Anna Roberts-Gevalt / Hinesburg, Vermont / 2008-2009 / Topic: Women in Appalachian Music
Project: Anna Roberts-Gevalt is a recent graduate of Wesleyan University in Connecticut. She grew up in Vermont, playing violin in a youth orchestra and in string quartets. Through recordings at college she was drawn to Appalachian fiddle and banjo tunes. This interest led to an internship at Appalshop in Whitesburg, Kentucky during the summers of 2007 and 2008. This work has included archival research at Berea, East Tennessee State University, and the Library of Congress and hands-on experience at the Cowan Creek Mountain Music School, which puts banjos and fiddles into the hands of eager school age children.
The overall theme of Anna's Music Fellowship work was an examination of the role of women in the history of traditional music in Kentucky. Specifically she explored the lives and music of at several Kentucky women fiddlers who are documented in the Berea collections. She transcribed their tunes, conducted field interviews and identified additional recordings of these women with the aim of expanding their narrative and musical stories within the archives. She also looked at the lives of several other Kentucky instrumentalists and conducted similar field work for the Berea archives. Dissemination will be by means of a multimedia website, an article, and a series of presentations and performances. Her article on Owsley County, Kentucky fiddler, Effie Pierson can be found in the June-July 2010 issue of Old-Time Herald.
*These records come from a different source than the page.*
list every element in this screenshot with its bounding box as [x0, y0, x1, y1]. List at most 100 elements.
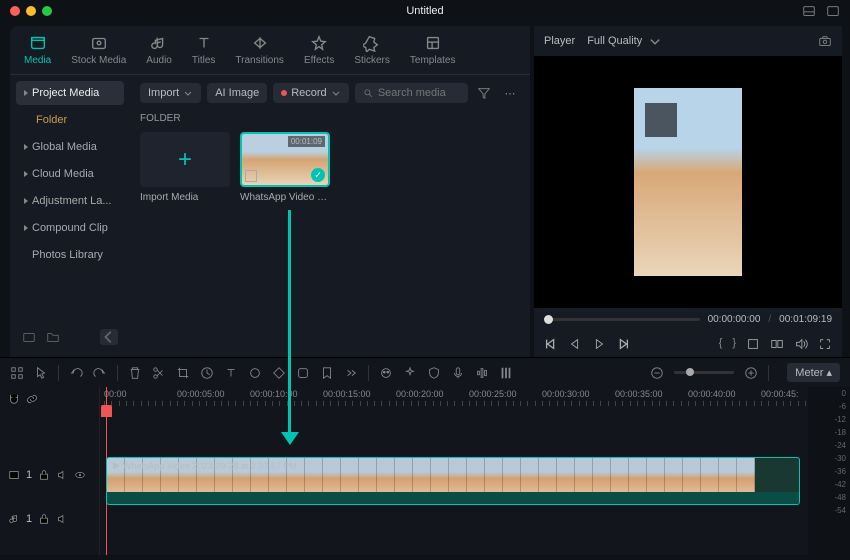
- close-window[interactable]: [10, 6, 20, 16]
- tab-stickers[interactable]: Stickers: [354, 34, 390, 66]
- play-backward-icon[interactable]: [568, 337, 582, 351]
- db-label: 0: [812, 389, 846, 398]
- search-field[interactable]: [355, 83, 468, 103]
- audio-track-header[interactable]: 1: [0, 507, 99, 531]
- text-icon[interactable]: [224, 366, 238, 380]
- fullscreen-icon[interactable]: [826, 4, 840, 18]
- prev-frame-icon[interactable]: [544, 337, 558, 351]
- preview-frame: [634, 88, 742, 276]
- quality-dropdown[interactable]: Full Quality: [587, 34, 662, 48]
- mute-icon[interactable]: [56, 513, 68, 525]
- audio-meters: 0-6-12-18-24-30-36-42-48-54: [808, 387, 850, 555]
- split-icon[interactable]: [152, 366, 166, 380]
- collapse-sidebar[interactable]: [100, 329, 118, 345]
- aspect-icon: [245, 170, 257, 182]
- play-icon[interactable]: [592, 337, 606, 351]
- zoom-out-icon[interactable]: [650, 366, 664, 380]
- link-icon[interactable]: [26, 393, 38, 405]
- timeline-clip[interactable]: ▶ WhatsApp Video 2023-09-28 at 2.07.57 P…: [106, 457, 800, 505]
- timeline-tracks[interactable]: 00:0000:00:05:0000:00:10:0000:00:15:0000…: [100, 387, 808, 555]
- search-input[interactable]: [378, 87, 460, 99]
- zoom-slider[interactable]: [674, 371, 734, 374]
- record-button[interactable]: Record: [273, 83, 348, 103]
- preview-viewport[interactable]: [534, 56, 842, 308]
- db-label: -18: [812, 428, 846, 437]
- ai-image-button[interactable]: AI Image: [207, 83, 267, 103]
- time-ruler[interactable]: 00:0000:00:05:0000:00:10:0000:00:15:0000…: [100, 387, 808, 411]
- tab-media[interactable]: Media: [24, 34, 51, 66]
- category-tabs: Media Stock Media Audio Titles Transitio…: [10, 26, 530, 75]
- maximize-window[interactable]: [42, 6, 52, 16]
- crop-icon[interactable]: [746, 337, 760, 351]
- media-clip-tile[interactable]: 00:01:09 ✓ WhatsApp Video 202…: [240, 132, 330, 203]
- import-media-tile[interactable]: + Import Media: [140, 132, 230, 203]
- player-panel: Player Full Quality 00:00:00:00 / 00:01:…: [534, 26, 842, 357]
- keyframe-icon[interactable]: [272, 366, 286, 380]
- bracket-out[interactable]: }: [732, 337, 736, 351]
- pointer-tool-icon[interactable]: [34, 366, 48, 380]
- lock-icon[interactable]: [38, 469, 50, 481]
- snapshot-icon[interactable]: [818, 34, 832, 48]
- meter-toggle[interactable]: Meter ▴: [787, 363, 840, 382]
- lock-icon[interactable]: [38, 513, 50, 525]
- new-folder-icon[interactable]: [46, 330, 60, 344]
- video-track-header[interactable]: 1: [0, 455, 99, 507]
- player-label: Player: [544, 35, 575, 47]
- bracket-in[interactable]: {: [719, 337, 723, 351]
- ruler-label: 00:00: [104, 389, 127, 399]
- sidebar-adjustment-layer[interactable]: Adjustment La...: [16, 189, 124, 213]
- sidebar-photos-library[interactable]: Photos Library: [16, 243, 124, 267]
- filter-icon[interactable]: [474, 86, 494, 100]
- timeline-toolbar: Meter ▴: [0, 357, 850, 387]
- color-icon[interactable]: [248, 366, 262, 380]
- mask-icon[interactable]: [296, 366, 310, 380]
- annotation-arrow: [288, 210, 291, 435]
- clip-duration: 00:01:09: [288, 136, 325, 147]
- sidebar-compound-clip[interactable]: Compound Clip: [16, 216, 124, 240]
- tab-audio[interactable]: Audio: [146, 34, 172, 66]
- volume-icon[interactable]: [794, 337, 808, 351]
- db-label: -48: [812, 493, 846, 502]
- titlebar: Untitled: [0, 0, 850, 22]
- ruler-label: 00:00:20:00: [396, 389, 444, 399]
- tab-transitions[interactable]: Transitions: [235, 34, 284, 66]
- mic-icon[interactable]: [451, 366, 465, 380]
- select-tool-icon[interactable]: [10, 366, 24, 380]
- crop-tool-icon[interactable]: [176, 366, 190, 380]
- progress-thumb[interactable]: [544, 315, 553, 324]
- more-icon[interactable]: ⋯: [500, 87, 520, 100]
- expand-icon[interactable]: [818, 337, 832, 351]
- delete-icon[interactable]: [128, 366, 142, 380]
- marker-icon[interactable]: [320, 366, 334, 380]
- audio-tool-icon[interactable]: [475, 366, 489, 380]
- import-button[interactable]: Import: [140, 83, 201, 103]
- tab-titles[interactable]: Titles: [192, 34, 216, 66]
- minimize-window[interactable]: [26, 6, 36, 16]
- enhance-icon[interactable]: [403, 366, 417, 380]
- mixer-icon[interactable]: [499, 366, 513, 380]
- redo-icon[interactable]: [93, 366, 107, 380]
- zoom-in-icon[interactable]: [744, 366, 758, 380]
- ai-icon[interactable]: [379, 366, 393, 380]
- sidebar-folder[interactable]: Folder: [16, 108, 124, 132]
- undo-icon[interactable]: [69, 366, 83, 380]
- sidebar-project-media[interactable]: Project Media: [16, 81, 124, 105]
- db-label: -6: [812, 402, 846, 411]
- shield-icon[interactable]: [427, 366, 441, 380]
- new-bin-icon[interactable]: [22, 330, 36, 344]
- tab-templates[interactable]: Templates: [410, 34, 456, 66]
- more-tools-icon[interactable]: [344, 366, 358, 380]
- sidebar-global-media[interactable]: Global Media: [16, 135, 124, 159]
- visibility-icon[interactable]: [74, 469, 86, 481]
- speed-icon[interactable]: [200, 366, 214, 380]
- progress-bar[interactable]: 00:00:00:00 / 00:01:09:19: [534, 308, 842, 331]
- mute-icon[interactable]: [56, 469, 68, 481]
- tab-effects[interactable]: Effects: [304, 34, 334, 66]
- layout-icon[interactable]: [802, 4, 816, 18]
- magnet-icon[interactable]: [8, 393, 20, 405]
- tab-stock-media[interactable]: Stock Media: [71, 34, 126, 66]
- sidebar-cloud-media[interactable]: Cloud Media: [16, 162, 124, 186]
- compare-icon[interactable]: [770, 337, 784, 351]
- db-label: -36: [812, 467, 846, 476]
- next-frame-icon[interactable]: [616, 337, 630, 351]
Jessica Wilkerson / Oxford, Mississippi / 2011-2012 / Topic:Appalachian Women
Project: Jessica Wilkerson is an Assistant Professor of History and Southern Studies at the University of Mississippi. Jessica received her Ph.D. in Women's and Gender History at the University of North Carolina, Chapel Hill. During her fellowship she used Berea's oral history collections that document scholar-activist and grassroots participants in the War on Poverty of the 1960s-1970s in support of her dissertation, "Where Movement's Meet: Women's Activism in the Appalachian South 1965-1980." Research outcomes in addition to the dissertation itself include paper presentations at meetings of the Southern Association of Women Historians and the Southern Historical Association. Jessica’s dissertation became the basses for her book, To Live Here, You Have To Fight: How Women Led Appalachian Movements for Social Justice University of Illinois Press, 2019.
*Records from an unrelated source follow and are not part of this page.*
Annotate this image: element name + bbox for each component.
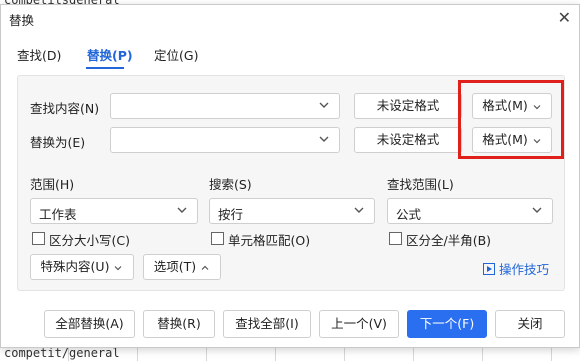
replace-format-status[interactable]: 未设定格式: [354, 127, 462, 153]
dialog-title: 替换: [9, 13, 35, 28]
options-toggle-button[interactable]: 选项(T): [143, 254, 221, 280]
chevron-down-icon: [354, 207, 364, 213]
chevron-down-icon: [532, 207, 542, 213]
look-in-select-value: 公式: [396, 207, 422, 222]
replace-format-button-label: 格式(M): [482, 132, 528, 147]
next-button[interactable]: 下一个(F): [407, 310, 487, 338]
match-case-label: 区分大小写(C): [49, 233, 130, 248]
chevron-down-icon: [115, 265, 122, 270]
match-cell-label: 单元格匹配(O): [228, 233, 311, 248]
search-label: 搜索(S): [209, 177, 252, 192]
replace-all-button[interactable]: 全部替换(A): [44, 310, 135, 338]
checkbox-box: [389, 232, 402, 245]
chevron-down-icon: [319, 102, 329, 108]
chevron-down-icon: [177, 207, 187, 213]
background-cell-text-bottom: competit/general: [4, 346, 120, 360]
dialog-titlebar[interactable]: 替换 ✕: [1, 5, 579, 31]
find-format-button-label: 格式(M): [482, 98, 528, 113]
replace-input[interactable]: [110, 127, 340, 153]
look-in-label: 查找范围(L): [387, 177, 454, 192]
replace-format-button[interactable]: 格式(M): [472, 127, 552, 153]
scope-select[interactable]: 工作表: [30, 198, 198, 224]
active-tab-indicator: [86, 67, 124, 69]
replace-button[interactable]: 替换(R): [143, 310, 215, 338]
play-icon: [483, 263, 495, 275]
search-select-value: 按行: [218, 207, 244, 222]
chevron-down-icon: [319, 136, 329, 142]
search-select[interactable]: 按行: [209, 198, 375, 224]
special-content-button[interactable]: 特殊内容(U): [30, 254, 134, 280]
checkbox-box: [211, 232, 224, 245]
options-toggle-label: 选项(T): [153, 259, 197, 274]
chevron-down-icon: [533, 138, 541, 143]
tips-link-label: 操作技巧: [499, 262, 550, 277]
tab-goto[interactable]: 定位(G): [154, 45, 198, 64]
find-label: 查找内容(N): [30, 101, 100, 116]
special-content-label: 特殊内容(U): [40, 259, 110, 274]
chevron-up-icon: [201, 265, 209, 270]
find-input[interactable]: [110, 93, 340, 119]
chevron-down-icon: [533, 104, 541, 109]
tab-replace[interactable]: 替换(P): [87, 45, 133, 64]
tab-find[interactable]: 查找(D): [17, 45, 61, 64]
checkbox-box: [32, 232, 45, 245]
previous-button[interactable]: 上一个(V): [319, 310, 399, 338]
close-icon[interactable]: ✕: [558, 8, 571, 27]
find-all-button[interactable]: 查找全部(I): [223, 310, 311, 338]
match-width-label: 区分全/半角(B): [406, 233, 492, 248]
find-format-button[interactable]: 格式(M): [472, 93, 552, 119]
tips-link[interactable]: 操作技巧: [483, 259, 549, 278]
find-format-status[interactable]: 未设定格式: [354, 93, 462, 119]
scope-label: 范围(H): [30, 177, 75, 192]
scope-select-value: 工作表: [39, 207, 77, 222]
close-button[interactable]: 关闭: [495, 310, 565, 338]
look-in-select[interactable]: 公式: [387, 198, 553, 224]
replace-dialog: 替换 ✕ 查找(D) 替换(P) 定位(G) 查找内容(N) 未设定格式 格式(…: [0, 4, 580, 348]
replace-label: 替换为(E): [30, 135, 86, 150]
Marianne Worthington / Williamsburg, Kentucky / 2008-2009 / Topics: Poetry; Women in Appalachian Music
Project: Marianne Worthington is an Associate Professor of Communication Arts and Journalism at the University of the Cumberlands, Williamsburg, KY. Her Music Fellowship study will be in furtherance of work on a poetry manuscript in process, currently titled Knoxville Girl. She will use audio and other archival resources to enhance her knowledge of mountain music in general, to study the lives of particular women singers and folklorists in Kentucky, and to analyze specifically the words and music of murder ballads. The manuscript is directed at using poetry to tell these women's stories and to examine the issues and barriers women continue to face as artists and performers.
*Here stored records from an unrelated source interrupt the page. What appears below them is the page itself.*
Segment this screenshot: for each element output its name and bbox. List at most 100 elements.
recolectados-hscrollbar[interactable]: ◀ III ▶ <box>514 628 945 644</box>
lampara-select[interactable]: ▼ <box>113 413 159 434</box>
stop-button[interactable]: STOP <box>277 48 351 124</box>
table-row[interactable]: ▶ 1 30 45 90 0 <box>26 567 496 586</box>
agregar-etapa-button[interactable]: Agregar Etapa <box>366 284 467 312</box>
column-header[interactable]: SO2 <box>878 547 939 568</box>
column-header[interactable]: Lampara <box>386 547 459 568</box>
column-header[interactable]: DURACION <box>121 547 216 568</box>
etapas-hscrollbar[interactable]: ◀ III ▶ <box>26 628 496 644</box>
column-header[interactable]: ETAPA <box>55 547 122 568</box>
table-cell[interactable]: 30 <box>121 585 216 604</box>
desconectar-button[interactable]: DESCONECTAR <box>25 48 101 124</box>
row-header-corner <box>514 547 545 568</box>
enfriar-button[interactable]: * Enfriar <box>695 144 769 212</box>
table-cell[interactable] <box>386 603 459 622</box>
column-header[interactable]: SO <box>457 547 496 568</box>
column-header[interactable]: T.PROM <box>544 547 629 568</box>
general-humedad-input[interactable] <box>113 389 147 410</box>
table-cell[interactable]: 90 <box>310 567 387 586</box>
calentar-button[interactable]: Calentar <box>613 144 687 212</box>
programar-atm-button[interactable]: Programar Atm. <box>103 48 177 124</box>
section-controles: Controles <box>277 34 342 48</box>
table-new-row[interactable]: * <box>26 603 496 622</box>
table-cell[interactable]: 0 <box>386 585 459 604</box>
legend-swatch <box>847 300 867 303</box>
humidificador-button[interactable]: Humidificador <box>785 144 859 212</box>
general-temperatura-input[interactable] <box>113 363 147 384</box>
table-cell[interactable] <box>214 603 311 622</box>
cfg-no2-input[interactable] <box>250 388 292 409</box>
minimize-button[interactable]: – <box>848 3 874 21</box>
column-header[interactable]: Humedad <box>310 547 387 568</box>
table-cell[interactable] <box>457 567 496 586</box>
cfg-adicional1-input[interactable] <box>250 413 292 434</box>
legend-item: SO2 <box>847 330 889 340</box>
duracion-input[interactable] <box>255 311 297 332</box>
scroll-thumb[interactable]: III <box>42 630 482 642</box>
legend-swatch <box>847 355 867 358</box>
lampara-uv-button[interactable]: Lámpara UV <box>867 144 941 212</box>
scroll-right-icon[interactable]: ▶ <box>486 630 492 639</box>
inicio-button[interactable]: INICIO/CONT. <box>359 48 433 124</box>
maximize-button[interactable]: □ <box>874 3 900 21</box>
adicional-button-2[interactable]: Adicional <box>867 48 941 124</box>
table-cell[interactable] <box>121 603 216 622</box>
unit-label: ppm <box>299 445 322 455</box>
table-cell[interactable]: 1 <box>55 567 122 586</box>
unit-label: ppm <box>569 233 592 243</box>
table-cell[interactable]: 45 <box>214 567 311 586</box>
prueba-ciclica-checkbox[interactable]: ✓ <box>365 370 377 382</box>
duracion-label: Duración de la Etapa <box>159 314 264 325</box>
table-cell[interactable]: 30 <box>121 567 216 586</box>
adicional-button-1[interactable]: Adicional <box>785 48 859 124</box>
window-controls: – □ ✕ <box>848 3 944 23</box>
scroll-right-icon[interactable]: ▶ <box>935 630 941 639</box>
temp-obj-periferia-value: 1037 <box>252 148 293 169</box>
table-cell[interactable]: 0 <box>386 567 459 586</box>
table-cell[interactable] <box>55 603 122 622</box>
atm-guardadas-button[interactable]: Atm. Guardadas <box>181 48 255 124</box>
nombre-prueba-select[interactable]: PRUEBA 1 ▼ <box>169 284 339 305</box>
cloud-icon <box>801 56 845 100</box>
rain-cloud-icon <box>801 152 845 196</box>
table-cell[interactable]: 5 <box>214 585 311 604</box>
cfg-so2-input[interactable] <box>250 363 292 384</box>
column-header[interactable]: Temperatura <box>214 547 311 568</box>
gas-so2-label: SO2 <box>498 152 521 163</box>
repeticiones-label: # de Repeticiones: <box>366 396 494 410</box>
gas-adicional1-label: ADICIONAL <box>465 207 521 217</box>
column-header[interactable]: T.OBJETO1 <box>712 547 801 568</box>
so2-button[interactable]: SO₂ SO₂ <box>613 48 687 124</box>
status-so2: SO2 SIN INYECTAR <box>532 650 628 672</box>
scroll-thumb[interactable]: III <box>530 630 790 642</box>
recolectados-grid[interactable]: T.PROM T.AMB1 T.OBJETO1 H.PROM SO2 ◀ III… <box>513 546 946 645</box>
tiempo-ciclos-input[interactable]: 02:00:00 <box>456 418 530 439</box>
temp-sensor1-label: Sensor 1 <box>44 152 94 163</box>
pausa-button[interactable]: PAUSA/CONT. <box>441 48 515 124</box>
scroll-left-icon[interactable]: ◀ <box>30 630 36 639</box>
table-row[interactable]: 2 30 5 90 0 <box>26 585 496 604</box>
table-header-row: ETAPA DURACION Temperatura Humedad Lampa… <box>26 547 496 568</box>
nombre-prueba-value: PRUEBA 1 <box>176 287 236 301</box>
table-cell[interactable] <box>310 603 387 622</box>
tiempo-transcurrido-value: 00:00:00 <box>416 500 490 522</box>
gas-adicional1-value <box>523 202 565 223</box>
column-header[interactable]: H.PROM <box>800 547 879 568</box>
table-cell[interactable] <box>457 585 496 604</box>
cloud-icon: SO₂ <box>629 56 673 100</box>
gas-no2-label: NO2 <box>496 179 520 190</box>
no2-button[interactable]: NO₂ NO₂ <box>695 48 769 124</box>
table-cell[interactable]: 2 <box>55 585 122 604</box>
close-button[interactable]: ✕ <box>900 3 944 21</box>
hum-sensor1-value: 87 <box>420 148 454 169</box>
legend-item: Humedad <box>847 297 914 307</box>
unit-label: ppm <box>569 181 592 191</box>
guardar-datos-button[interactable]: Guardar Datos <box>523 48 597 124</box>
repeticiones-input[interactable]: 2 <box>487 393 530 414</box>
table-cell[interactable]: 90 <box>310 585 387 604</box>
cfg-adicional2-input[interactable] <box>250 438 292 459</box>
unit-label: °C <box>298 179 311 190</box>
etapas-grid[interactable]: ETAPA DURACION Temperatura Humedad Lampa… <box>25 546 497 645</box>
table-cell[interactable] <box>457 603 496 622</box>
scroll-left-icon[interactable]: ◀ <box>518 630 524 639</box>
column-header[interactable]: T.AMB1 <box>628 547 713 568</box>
Marianne's poetry chapbook, Larger Bodies Than Mine, was chosen for the New Women’s Voices Series and received the 2007 Appalachian Book of the Year Award in Poetry. She has published over 40 poems in national, regional and on-line literary publications and over 60 non-fiction pieces (book reviews, essays, critical analyses, and feature-stories) in regional and scholarly journals. Her collection of poems “The Girl Singer” was published by the University Press of Kentucky in November 2021. She has also taught in the Kentucky Governor’s School for the Arts (KGSA) as a creative writing instructor.